“Subversive Activity” is a reminder of why I like his work so much! Wry, deadpan humour; distinctive characters; fresh, deft writing; solid research that enhances rather than overwhelms the story – it’s very satisfying!
It’s especially delightful that this book is about one of my favourite themes – someone waking up to life! Caption Horatio de la Terre of the Royal Navy is the Naval Attache to the country of Maldona. He is rigidly traditional, an Englishman and naval officer with a lifetime’s training in keeping his expression neutral and his mind clean of thoughts and opinions he ought not have. His has been a life lived in small brown rooms, until it has become a small brown life.

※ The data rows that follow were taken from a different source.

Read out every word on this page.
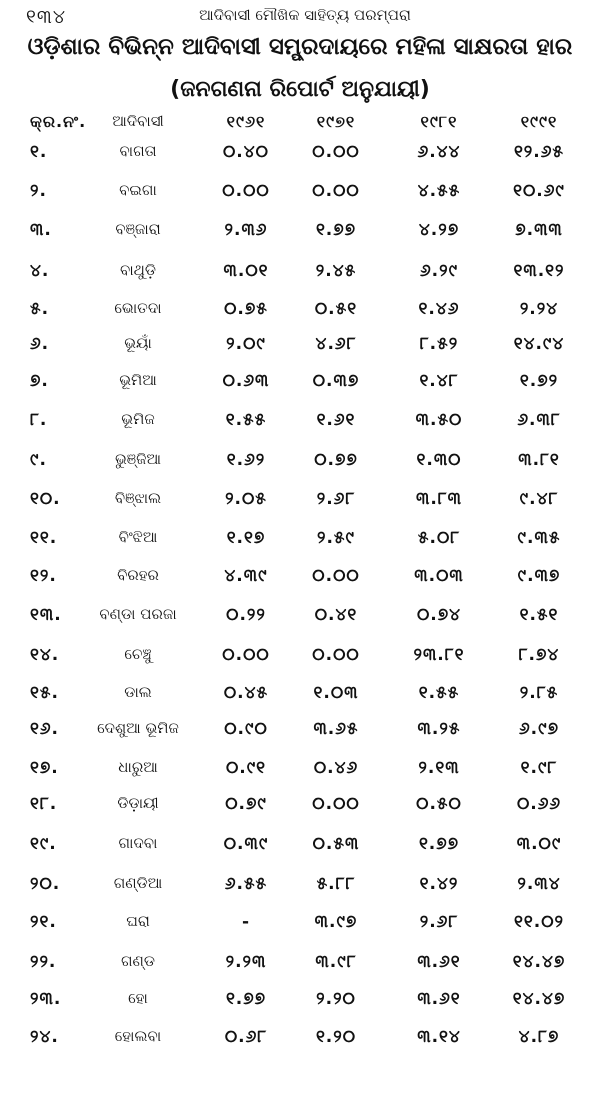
୧୩୪	ଆଦିବାସୀ ମୌଖିକ ସାହିତ୍ୟ ପରମ୍ପରା
ଓଡ଼ିଶାର ବିଭିନ୍ନ ଆଦିବାସୀ ସମ୍ପ୍ରଦାୟରେ ମହିଳା ସାକ୍ଷରତା ହାର
(ଜନଗଣନା ରିପୋର୍ଟ ଅନୁଯାୟୀ)
କ୍ର.ନଂ.	ଆଦିବାସୀ	୧୯୬୧	୧୯୭୧	୧୯୮୧	୧୯୯୧
୧.	ବାଗତା	୦.୪୦	୦.୦୦	୬.୪୪	୧୨.୬୫
୨.	ବଇଗା	୦.୦୦	୦.୦୦	୪.୫୫	୧୦.୬୯
୩.	ବଞ୍ଜାରା	୨.୩୬	୧.୭୭	୪.୨୭	୭.୩୩
୪.	ବାଥୁଡ଼ି	୩.୦୧	୨.୪୫	୬.୨୯	୧୩.୧୨
୫.	ଭୋତଦା	୦.୭୫	୦.୫୧	୧.୪୬	୨.୨୪
୬.	ଭୂୟାଁ	୨.୦୯	୪.୬୮	୮.୫୨	୧୪.୯୪
୭.	ଭୂମିଆ	୦.୬୩	୦.୩୭	୧.୪୮	୧.୭୨
୮.	ଭୂମିଜ	୧.୫୫	୧.୬୧	୩.୫୦	୬.୩୮
୯.	ଭୁଞ୍ଜିଆ	୧.୬୨	୦.୭୭	୧.୩୦	୩.୮୧
୧୦.	ବିଞ୍ଝାଲ	୨.୦୫	୨.୬୮	୩.୮୩	୯.୪୮
୧୧.	ବିଂଝିଆ	୧.୧୭	୨.୫୯	୫.୦୮	୯.୩୫
୧୨.	ବିରହର	୪.୩୯	୦.୦୦	୩.୦୩	୯.୩୭
୧୩.	ବଣ୍ଡା ପରଜା	୦.୨୨	୦.୪୧	୦.୭୪	୧.୫୧
୧୪.	ଚେଞ୍ଚୁ	୦.୦୦	୦.୦୦	୨୩.୮୧	୮.୭୪
୧୫.	ଡାଲ	୦.୪୫	୧.୦୩	୧.୫୫	୨.୮୫
୧୬.	ଦେଶୁଆ ଭୂମିଜ	୦.୯୦	୩.୬୫	୩.୨୫	୬.୯୭
୧୭.	ଧାରୁଆ	୦.୯୧	୦.୪୬	୨.୧୩	୧.୯୮
୧୮.	ଡିଡ଼ାୟୀ	୦.୭୯	୦.୦୦	୦.୫୦	୦.୬୬
୧୯.	ଗାଦବା	୦.୩୯	୦.୫୩	୧.୭୭	୩.୦୯
୨୦.	ଗଣ୍ଡିଆ	୬.୫୫	୫.୮୮	୧.୪୨	୨.୩୪
୨୧.	ଘରା	-	୩.୯୭	୨.୬୮	୧୧.୦୨
୨୨.	ଗଣ୍ଡ	୨.୨୩	୩.୯୮	୩.୬୧	୧୪.୪୭
୨୩.	ହୋ	୧.୭୭	୨.୨୦	୩.୬୧	୧୪.୪୭
୨୪.	ହୋଲବା	୦.୬୮	୧.୨୦	୩.୧୪	୪.୮୭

This is the story of how all of that cracks, and the light gets in, and he discovers he has an imagination, and opinions – and that neither of these are quite what he would have expected, if he’d ever thought about it, which he hasn’t.

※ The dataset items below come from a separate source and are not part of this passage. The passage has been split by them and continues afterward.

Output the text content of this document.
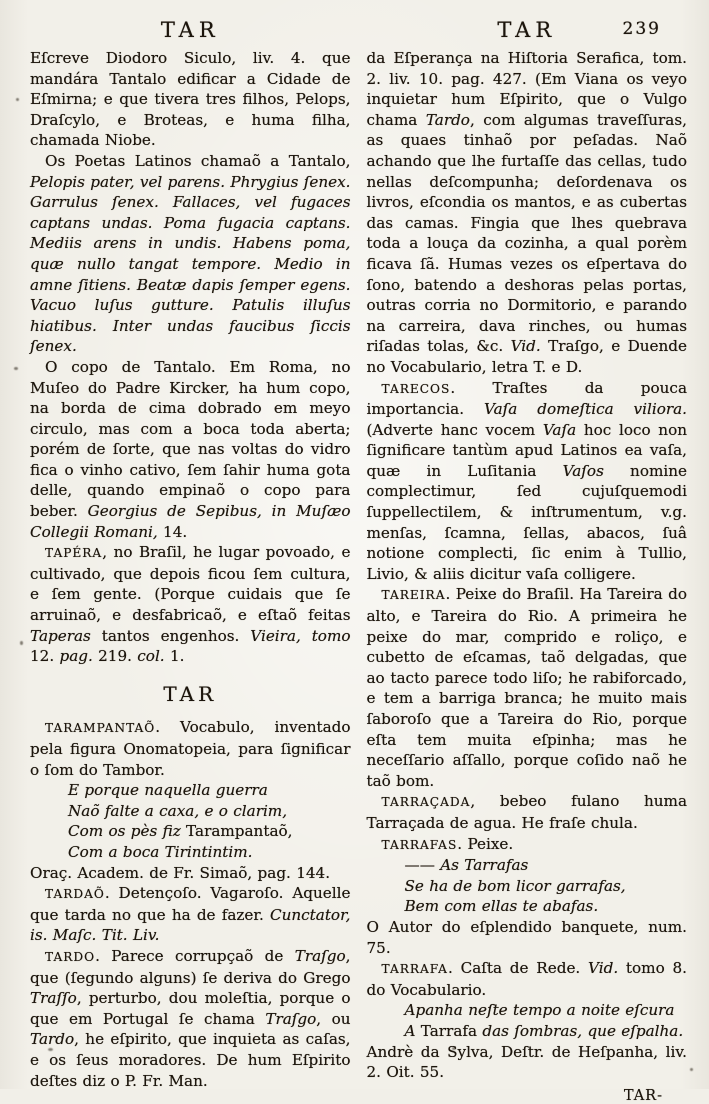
TAR
Eſcreve Diodoro Siculo, liv. 4. que mandára Tantalo edificar a Cidade de Eſmirna; e que tivera tres filhos, Pelops, Draſcylo, e Broteas, e huma filha, chamada Niobe.
Os Poetas Latinos chamaõ a Tantalo, Pelopis pater, vel parens. Phrygius ſenex. Garrulus ſenex. Fallaces, vel fugaces captans undas. Poma fugacia captans. Mediis arens in undis. Habens poma, quæ nullo tangat tempore. Medio in amne ſitiens. Beatæ dapis ſemper egens. Vacuo luſus gutture. Patulis illuſus hiatibus. Inter undas faucibus ſiccis ſenex.
O copo de Tantalo. Em Roma, no Muſeo do Padre Kircker, ha hum copo, na borda de cima dobrado em meyo circulo, mas com a boca toda aberta; porém de ſorte, que nas voltas do vidro fica o vinho cativo, ſem ſahir huma gota delle, quando empinaõ o copo para beber. Georgius de Sepibus, in Muſæo Collegii Romani, 14.
TAPÉRA, no Braſil, he lugar povoado, e cultivado, que depois ficou ſem cultura, e ſem gente. (Porque cuidais que ſe arruinaõ, e desfabricaõ, e eſtaõ feitas Taperas tantos engenhos. Vieira, tomo 12. pag. 219. col. 1.
TAR
TARAMPANTAÕ. Vocabulo, inventado pela figura Onomatopeia, para ſignificar o ſom do Tambor.
E porque naquella guerra
Naõ falte a caxa, e o clarim,
Com os pès fiz Tarampantaõ,
Com a boca Tirintintim.
Oraç. Academ. de Fr. Simaõ, pag. 144.
TARDAÕ. Detençoſo. Vagaroſo. Aquelle que tarda no que ha de fazer. Cunctator, is. Maſc. Tit. Liv.
TARDO. Parece corrupçaõ de Traſgo, que (ſegundo alguns) ſe deriva do Grego Traſſo, perturbo, dou moleſtia, porque o que em Portugal ſe chama Traſgo, ou Tardo, he eſpirito, que inquieta as caſas, e os ſeus moradores. De hum Eſpirito deſtes diz o P. Fr. Man.
TAR	239
da Eſperança na Hiſtoria Serafica, tom. 2. liv. 10. pag. 427. (Em Viana os veyo inquietar hum Eſpirito, que o Vulgo chama Tardo, com algumas traveſſuras, as quaes tinhaõ por peſadas. Naõ achando que lhe furtaſſe das cellas, tudo nellas deſcompunha; deſordenava os livros, eſcondia os mantos, e as cubertas das camas. Fingia que lhes quebrava toda a louça da cozinha, a qual porèm ficava ſã. Humas vezes os eſpertava do ſono, batendo a deshoras pelas portas, outras corria no Dormitorio, e parando na carreira, dava rinches, ou humas riſadas tolas, &c. Vid. Traſgo, e Duende no Vocabulario, letra T. e D.
TARECOS. Traſtes da pouca importancia. Vaſa domeſtica viliora. (Adverte hanc vocem Vaſa hoc loco non ſignificare tantùm apud Latinos ea vaſa, quæ in Luſitania Vaſos nomine complectimur, ſed cujuſquemodi ſuppellectilem, & inſtrumentum, v.g. menſas, ſcamna, ſellas, abacos, ſuâ notione complecti, ſic enim à Tullio, Livio, & aliis dicitur vaſa colligere.
TAREIRA. Peixe do Braſil. Ha Tareira do alto, e Tareira do Rio. A primeira he peixe do mar, comprido e roliço, e cubetto de eſcamas, taõ delgadas, que ao tacto parece todo liſo; he rabiforcado, e tem a barriga branca; he muito mais ſaboroſo que a Tareira do Rio, porque eſta tem muita eſpinha; mas he neceſſario aſſallo, porque coſido naõ he taõ bom.
TARRAÇADA, bebeo fulano huma Tarraçada de agua. He fraſe chula.
TARRAFAS. Peixe.
—— As Tarrafas
Se ha de bom licor garrafas,
Bem com ellas te abafas.
O Autor do eſplendido banquete, num. 75.
TARRAFA. Caſta de Rede. Vid. tomo 8. do Vocabulario.
Apanha neſte tempo a noite eſcura
A Tarrafa das ſombras, que eſpalha.
Andrè da Sylva, Deſtr. de Heſpanha, liv. 2. Oit. 55.
TAR-
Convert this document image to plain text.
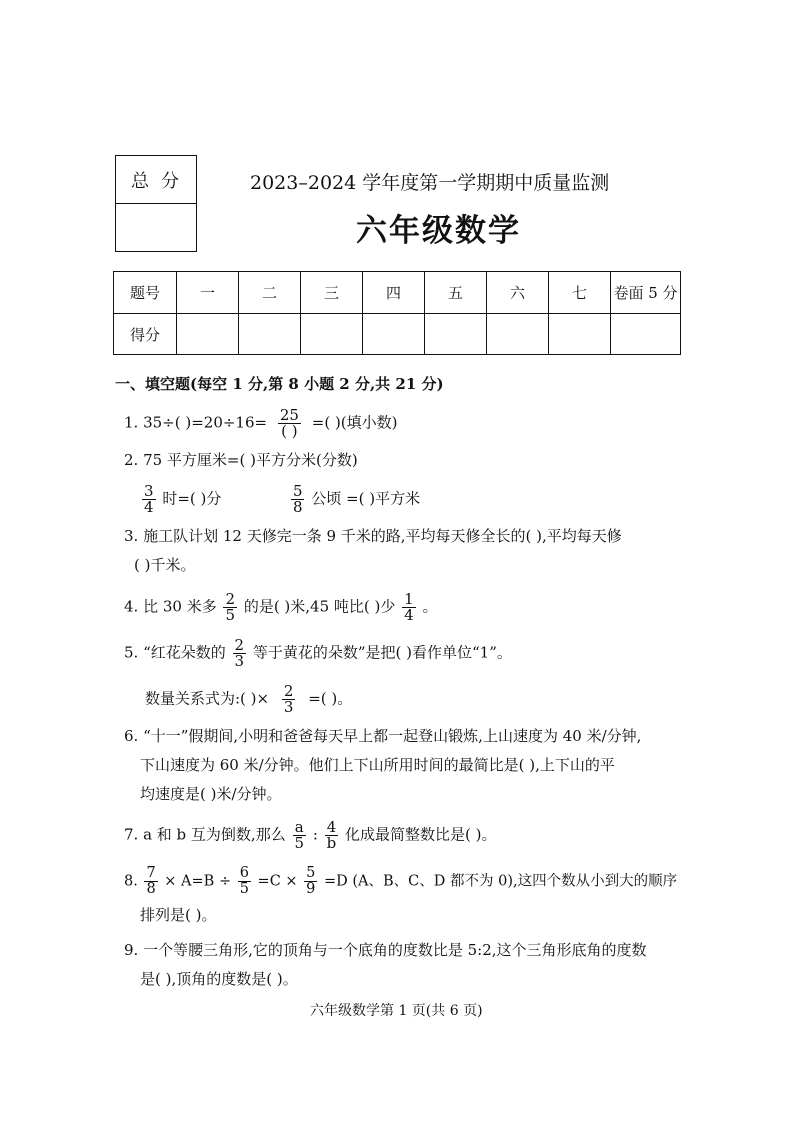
总分	2023–2024 学年度第一学期期中质量监测
六年级数学
题号	一	二	三	四	五	六	七	卷面 5 分
得分								
一、填空题(每空 1 分,第 8 小题 2 分,共 21 分)
1. 35÷( )$=20\div 16= \frac{25}{( )}$ =( )(填小数)
2. 75 平方厘米=( )平方分米(分数)
$\frac{3}{4}$ 时=( )分	$\frac{5}{8}$ 公顷 =( )平方米
3. 施工队计划 12 天修完一条 9 千米的路,平均每天修全长的( ),平均每天修
( )千米。
4. 比 30 米多 $\frac{2}{5}$ 的是( )米,45 吨比( )少 $\frac{1}{4}$ 。
5. “红花朵数的 $\frac{2}{3}$ 等于黄花的朵数”是把( )看作单位“1”。
数量关系式为:( )× $\frac{2}{3}$ =( )。
6. “十一”假期间,小明和爸爸每天早上都一起登山锻炼,上山速度为 40 米/分钟,
下山速度为 60 米/分钟。他们上下山所用时间的最简比是( ),上下山的平
均速度是( )米/分钟。
7. a 和 b 互为倒数,那么 $\frac{a}{5}$ : $\frac{4}{b}$ 化成最简整数比是( )。
8. $\frac{7}{8} \times A=B \div \frac{6}{5} =C \times \frac{5}{9} =D$ (A、B、C、D 都不为 0),这四个数从小到大的顺序
排列是( )。
9. 一个等腰三角形,它的顶角与一个底角的度数比是 5:2,这个三角形底角的度数
是( ),顶角的度数是( )。
六年级数学第 1 页(共 6 页)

“Subversive Activity” is set in a kind of alternative Victorian history – the Moldonan landscape is littered with the convoluted politics of Tsarist Russia, the Ottoman Empire, and the Hapsburgs. It features the brash, daring, brilliant Letty and Hetty, identical twins sisters who are in the midst of revolutionising seagoing engineering. There are spies and counterspies, and sometimes these are the same people.
It’s as warped and complicated as a plot by Wodehouse, charging on at a wonderful rate of knots. De la Terre is particularly fun, because his habitual non-expression leads other people to think he is more clever and knowledgable than he really is. His blank-faced puzzled silences are taken for cunning strategy, and this – plus his dazzlement by the exceedingly and captivatingly un-English Letty – are the chisel that cracks apart that small, brown shell of his world.